Por otra parte se sentia defraudado,
que haria a partir de este momento, estaria solo; ¿Por cuanto tiempo?, recordo
que la pared derecha de la habitacion le permitiria comunicarse con el anciano,
pero se le presentaba un problema, la pared derecha ubicado èl en que posicion,
porque si se trataba del modo en que observaba la habitacion una vez arribado
la pared derecha era aquella contra la cual estaba apoyada la mesa, frente a la
puerta de acceso, que por otra parte era la unica puerta, incluso para salir.
Pero si se ubicaba mirando la puerta, la derecha estaba precisamente en el
lugar opuesto, era la pared contra la cual estaba ubicada la cama. ¡Todo un
problema!, penso.
Pasaron algunos minutos y luego
razono:... si atino a la pared adecuada todo bien, me comunico con el viejo
(habia dejado de pensar en el como “anciano”, ya tenian suficiente confianza
como para decirle “viejo”, amistosa y respetuosamente, claro esta), pero si
equivoco la pared, estaria delatandome ante los miembros del sistema, y no es
cuestion de actuar bruscamente y por culpa de ello quedar en evidencia, debo
ser mas inteligente que nunca antes, actuar con sutileza y en todo caso darme
tiempo y darle tiempo a mi amigo para que ambos podamos saber cual es la pared
derecha de la que estamos hablando, si nadie se da cuenta bien, penso, pero si
nos descubren... mientras este aqui nadie me hara nada, ellos me encierran para
tenerme controlado, para tenernos controlados.

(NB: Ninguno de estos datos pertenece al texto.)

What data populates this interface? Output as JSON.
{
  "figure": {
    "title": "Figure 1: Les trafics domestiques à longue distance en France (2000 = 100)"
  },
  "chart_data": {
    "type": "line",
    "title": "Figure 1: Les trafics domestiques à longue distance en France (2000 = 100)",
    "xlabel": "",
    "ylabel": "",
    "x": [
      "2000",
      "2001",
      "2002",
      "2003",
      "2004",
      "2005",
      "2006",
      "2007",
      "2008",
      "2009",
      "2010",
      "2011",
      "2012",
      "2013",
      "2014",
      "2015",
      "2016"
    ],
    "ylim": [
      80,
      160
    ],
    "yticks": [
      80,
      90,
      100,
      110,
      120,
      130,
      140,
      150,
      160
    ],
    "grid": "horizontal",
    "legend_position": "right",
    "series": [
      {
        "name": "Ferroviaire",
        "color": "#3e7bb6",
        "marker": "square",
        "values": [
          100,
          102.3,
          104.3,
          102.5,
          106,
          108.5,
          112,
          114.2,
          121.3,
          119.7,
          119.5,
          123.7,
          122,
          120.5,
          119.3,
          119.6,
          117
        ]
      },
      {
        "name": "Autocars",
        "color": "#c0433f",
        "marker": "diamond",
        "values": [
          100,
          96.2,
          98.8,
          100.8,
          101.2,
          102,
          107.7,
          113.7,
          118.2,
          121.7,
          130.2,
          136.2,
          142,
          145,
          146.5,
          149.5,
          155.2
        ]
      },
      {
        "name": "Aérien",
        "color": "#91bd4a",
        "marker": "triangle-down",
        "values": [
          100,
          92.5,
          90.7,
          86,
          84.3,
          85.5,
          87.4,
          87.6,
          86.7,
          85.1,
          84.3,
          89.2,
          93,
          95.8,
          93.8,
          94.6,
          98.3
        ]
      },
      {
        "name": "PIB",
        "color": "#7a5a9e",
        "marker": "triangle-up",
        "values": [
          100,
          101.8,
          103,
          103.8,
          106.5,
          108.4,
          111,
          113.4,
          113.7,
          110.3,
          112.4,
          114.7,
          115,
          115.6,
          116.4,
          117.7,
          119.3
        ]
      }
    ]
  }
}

Comenzo entonces a reir, primero
suavemente, luego con mayor intensidad, mientras se decia:- “Esos imbeciles me
dan espacio para pensar, no saben lo peligroso que puede resultarles el hecho
que yo cuente con esa posibilidad, ahora con tiempo y sin nadie que me moleste
puedo deducir, sin problemas, cual es la pared adecuada para comunicarme con
“el”; continuaba riendo de sus custodios, “ piensan que recluyendo a una
persona la tienen controlada se dijo, que aislandola habran de limitarla, y
cada vez reia con mayor intensidad, y luego gritando, mientras miraba hacia la
puerta, dijo: ¡Mientras no controlen la mente, la persona sigue siendo libre
imbeciles!, y hecho a reir con tanta fuerza que sus carcajadas recorrian todos
los corredores del edificio.
Afuera del claustro donde estaba
alojado una persona le decia a la otra:
- Por lo menos ahora rie, se
tranquilizara sin darnos trabajo.
Mientras tanto, dentro de su habitacion,claustro, celda o como se quiera llamar, cuando el joven inentaba conciliar el sueño, aquellas imagenes que lo atormentaban se desplazaban vertiginosas por todo el modesto espacio disponible, sombras amenazadoras que intentaban perturbar; comenzo a dar golpes al aire, no queria hablar si lo hiciera alertaria a sus captores y estos le habian advertido sobre metodos que no deseaba experimentar, para mitigar los efectos de aquellos “fantasmas”. Se sentia terriblemente solo, sin nadie que lo asista o acompañe, en esas circunstancias fue la salvacion escuchar tres golpes justo en la pared ubicada al lado de la cama sobre la cual estaba descansando, o mejor dicho agotandose en angustiosa lucha contra tan terribles enemigos; penso rapidamente, “es el viejo,es el viejo”, el joven respondio con tres golpes, era el codigo establecido, se sabia acompañado, sin amenazas, y magicamente “sin fantasmas”, dio otros tres golpes, ahora podia dormir tranquilo. Alguien en los extramuros de su circunstancial universo de perturbaciones fantasmales estaba dispuesto a brindarle auxilio, atento a los acontecimientos que perturbaran su descanso.